V.Groß : Molekularmusik
Ein Exo-Biologe findet auf einer seiner Reisen auf einem kleinen Planeten den Eremiten Bärbaum. Dieser ist Musiker und hat sich von der Welt abgewandt, um seine Kunst zu vollenden. Mit wissenschaftlichen Methoden hat Bärbaum es geschafft, den Molekülen mit Musik Bilder zu entlocken. Die pathologische Fixierung des Exo-Biologen auf die Darstellung einer Außerirdischen führt dazu, daß er immer wieder ein und dieselbe Melodie von Bärbaum gespielt haben will. Als dieser sich irgendwann weigert, bringt der Exo-Biologe ihn um. Und kann ab da nie wieder dieses Bild sehen.
Ein hochgradig innovatives Setting mit wahnsinnig kreativen Ideen. Obwohl wissenschaftlich gesehen kompletter Unfug erzählt V. Groß dies in einem Stil, daß man während des Lesens überhaupt nicht über diese Ungereimtheiten stolpert. Wenn auch insgesamt gtesehen nicht hundertprozentig mein Geschmack, habe ich diese Geschichte mit Genuß gelesen. Ein Highlight zweifelsohne, die Anthologie fängt gut an.
Niklas Peinecke : Klick, Klick, Kaleidoskop
Aus Langeweile lässt ein Playboy in sein Gehirn einen Zufallsgenerator einbauen.

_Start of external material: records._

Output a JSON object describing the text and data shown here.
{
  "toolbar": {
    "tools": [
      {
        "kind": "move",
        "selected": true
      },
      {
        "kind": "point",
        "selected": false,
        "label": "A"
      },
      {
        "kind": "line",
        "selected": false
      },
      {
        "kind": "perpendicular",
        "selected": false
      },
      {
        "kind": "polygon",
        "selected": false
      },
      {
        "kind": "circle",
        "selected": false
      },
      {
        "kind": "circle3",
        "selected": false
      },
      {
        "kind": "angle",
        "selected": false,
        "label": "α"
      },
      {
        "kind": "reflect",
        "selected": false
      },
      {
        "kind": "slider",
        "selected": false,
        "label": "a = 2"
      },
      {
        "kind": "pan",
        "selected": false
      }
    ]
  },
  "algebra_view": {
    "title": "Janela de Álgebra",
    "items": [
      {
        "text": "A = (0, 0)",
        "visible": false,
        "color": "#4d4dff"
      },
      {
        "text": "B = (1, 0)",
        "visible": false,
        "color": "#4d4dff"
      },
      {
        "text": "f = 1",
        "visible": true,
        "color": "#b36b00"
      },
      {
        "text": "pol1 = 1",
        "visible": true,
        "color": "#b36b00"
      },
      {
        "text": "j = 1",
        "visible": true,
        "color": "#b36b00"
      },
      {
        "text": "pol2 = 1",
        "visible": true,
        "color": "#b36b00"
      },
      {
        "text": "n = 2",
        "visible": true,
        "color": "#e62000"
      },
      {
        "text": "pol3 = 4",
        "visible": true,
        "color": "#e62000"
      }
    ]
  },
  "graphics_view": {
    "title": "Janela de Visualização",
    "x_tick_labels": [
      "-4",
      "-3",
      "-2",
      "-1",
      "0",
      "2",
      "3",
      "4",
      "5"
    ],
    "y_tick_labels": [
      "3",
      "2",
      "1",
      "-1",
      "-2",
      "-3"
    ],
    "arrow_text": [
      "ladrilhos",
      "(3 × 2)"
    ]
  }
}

Die Siegerstory des „CAPCo 2008“ entfaltet auch beim nochmaligem Lesen wieder ihre Wirkung. Rasant entführt Niklas Peinecke den Leser auf eine Tour de Force des Geistes und der Plots. Dadurch, daß sich der Autor vollständig der Wertung enthält, wird die Ignoranz, die Dummheit des Protagonisten um so deutlicher herausgestellt. Lesens- und weiterempfehlenswert, das nächste Highlight der Anthologie.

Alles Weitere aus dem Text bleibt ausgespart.